Biometry , Models, Statistical , Bias , Biostatistics , Humans , Longitudinal Studies
The role of brain cholesterol metabolism in Alzheimer's disease (AD) remains unclear. Peripheral and brain cholesterol levels are largely independent due to the impermeability of the blood brain barrier (BBB), highlighting the importance of studying the role of brain cholesterol homeostasis in AD. We first tested whether metabolite markers of brain cholesterol biosynthesis and catabolism were altered in AD and associated with AD pathology using linear mixed-effects models in two brain autopsy samples from the Baltimore Longitudinal Study of Aging (BLSA) and the Religious Orders Study (ROS).

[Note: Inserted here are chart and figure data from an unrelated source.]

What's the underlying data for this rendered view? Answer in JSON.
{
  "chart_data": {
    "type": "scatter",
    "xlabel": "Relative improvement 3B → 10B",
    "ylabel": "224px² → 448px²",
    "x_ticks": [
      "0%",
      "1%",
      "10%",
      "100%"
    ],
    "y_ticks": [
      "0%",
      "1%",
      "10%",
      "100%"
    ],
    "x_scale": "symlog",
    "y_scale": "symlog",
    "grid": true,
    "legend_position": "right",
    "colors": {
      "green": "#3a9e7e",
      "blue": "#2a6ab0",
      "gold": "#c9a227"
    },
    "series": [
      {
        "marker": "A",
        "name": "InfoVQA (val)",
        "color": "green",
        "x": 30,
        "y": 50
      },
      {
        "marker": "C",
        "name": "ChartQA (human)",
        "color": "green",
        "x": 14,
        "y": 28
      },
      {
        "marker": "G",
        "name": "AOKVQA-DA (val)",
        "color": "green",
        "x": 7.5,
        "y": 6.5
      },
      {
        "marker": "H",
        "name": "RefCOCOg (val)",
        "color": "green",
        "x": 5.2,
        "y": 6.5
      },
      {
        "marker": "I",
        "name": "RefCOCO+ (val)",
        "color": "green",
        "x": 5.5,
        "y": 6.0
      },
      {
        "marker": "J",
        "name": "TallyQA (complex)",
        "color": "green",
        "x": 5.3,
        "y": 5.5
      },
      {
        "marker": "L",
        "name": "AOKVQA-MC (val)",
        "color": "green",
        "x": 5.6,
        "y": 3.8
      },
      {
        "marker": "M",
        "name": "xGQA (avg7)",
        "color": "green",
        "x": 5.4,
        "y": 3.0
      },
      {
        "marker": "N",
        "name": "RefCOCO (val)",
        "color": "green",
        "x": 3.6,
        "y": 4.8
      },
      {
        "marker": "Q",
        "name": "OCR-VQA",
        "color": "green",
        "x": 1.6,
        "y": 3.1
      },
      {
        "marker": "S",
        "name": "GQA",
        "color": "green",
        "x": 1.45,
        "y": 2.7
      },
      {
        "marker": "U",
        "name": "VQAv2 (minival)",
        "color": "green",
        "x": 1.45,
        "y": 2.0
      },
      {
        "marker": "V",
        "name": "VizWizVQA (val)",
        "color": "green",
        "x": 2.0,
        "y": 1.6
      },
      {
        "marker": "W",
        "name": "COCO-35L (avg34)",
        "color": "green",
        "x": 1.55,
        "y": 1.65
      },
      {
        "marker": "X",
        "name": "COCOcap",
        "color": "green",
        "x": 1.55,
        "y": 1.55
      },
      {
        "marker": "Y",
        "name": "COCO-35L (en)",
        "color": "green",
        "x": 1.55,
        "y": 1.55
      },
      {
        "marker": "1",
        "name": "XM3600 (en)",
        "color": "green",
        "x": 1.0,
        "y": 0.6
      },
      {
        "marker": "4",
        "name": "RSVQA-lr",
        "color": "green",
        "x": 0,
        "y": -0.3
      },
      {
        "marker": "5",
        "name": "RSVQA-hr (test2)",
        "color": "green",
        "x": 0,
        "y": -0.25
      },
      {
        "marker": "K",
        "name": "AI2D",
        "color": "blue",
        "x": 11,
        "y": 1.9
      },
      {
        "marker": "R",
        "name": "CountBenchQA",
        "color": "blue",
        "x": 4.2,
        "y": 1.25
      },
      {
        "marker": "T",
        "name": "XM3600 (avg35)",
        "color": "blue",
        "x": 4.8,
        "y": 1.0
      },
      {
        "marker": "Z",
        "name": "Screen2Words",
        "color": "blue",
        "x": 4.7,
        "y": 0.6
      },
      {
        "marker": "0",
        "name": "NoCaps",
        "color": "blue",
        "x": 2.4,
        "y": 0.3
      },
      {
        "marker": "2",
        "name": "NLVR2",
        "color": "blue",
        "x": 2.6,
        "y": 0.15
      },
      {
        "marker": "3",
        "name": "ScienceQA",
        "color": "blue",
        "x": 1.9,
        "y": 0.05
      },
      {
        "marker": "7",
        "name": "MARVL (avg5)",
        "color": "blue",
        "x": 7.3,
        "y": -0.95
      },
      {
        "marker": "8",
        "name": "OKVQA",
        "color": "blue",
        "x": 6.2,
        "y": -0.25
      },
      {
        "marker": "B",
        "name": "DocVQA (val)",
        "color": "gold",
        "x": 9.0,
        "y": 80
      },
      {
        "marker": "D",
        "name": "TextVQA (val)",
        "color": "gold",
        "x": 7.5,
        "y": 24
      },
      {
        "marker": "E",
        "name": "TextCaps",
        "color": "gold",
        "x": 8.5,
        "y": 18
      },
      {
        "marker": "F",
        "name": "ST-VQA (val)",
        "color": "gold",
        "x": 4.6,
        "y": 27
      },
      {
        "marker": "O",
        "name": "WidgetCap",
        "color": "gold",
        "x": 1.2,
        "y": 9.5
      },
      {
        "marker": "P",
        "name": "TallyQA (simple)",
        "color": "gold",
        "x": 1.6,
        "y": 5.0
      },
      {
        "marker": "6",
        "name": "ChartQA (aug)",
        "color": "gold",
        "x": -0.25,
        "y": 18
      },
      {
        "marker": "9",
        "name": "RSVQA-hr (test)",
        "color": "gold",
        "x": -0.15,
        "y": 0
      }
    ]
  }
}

We next tested whether genetic regulators of brain cholesterol biosynthesis and catabolism were altered in AD using the ANOVA test in publicly available brain tissue transcriptomic datasets. Finally, using regional brain transcriptomic data, we performed genome-scale metabolic network modeling to assess alterations in cholesterol biosynthesis and catabolism reactions in AD. We show that AD is associated with pervasive abnormalities in cholesterol biosynthesis and catabolism. Using transcriptomic data from Parkinson's disease (PD) brain tissue samples, we found that gene expression alterations identified in AD were not observed in PD, suggesting that these changes may be specific to AD. Our results suggest that reduced de novo cholesterol biosynthesis may occur in response to impaired enzymatic cholesterol catabolism and efflux to maintain brain cholesterol levels in AD. This is accompanied by the accumulation of nonenzymatically generated cytotoxic oxysterols. Our results set the stage for experimental studies to address whether abnormalities in cholesterol metabolism are plausible therapeutic targets in AD.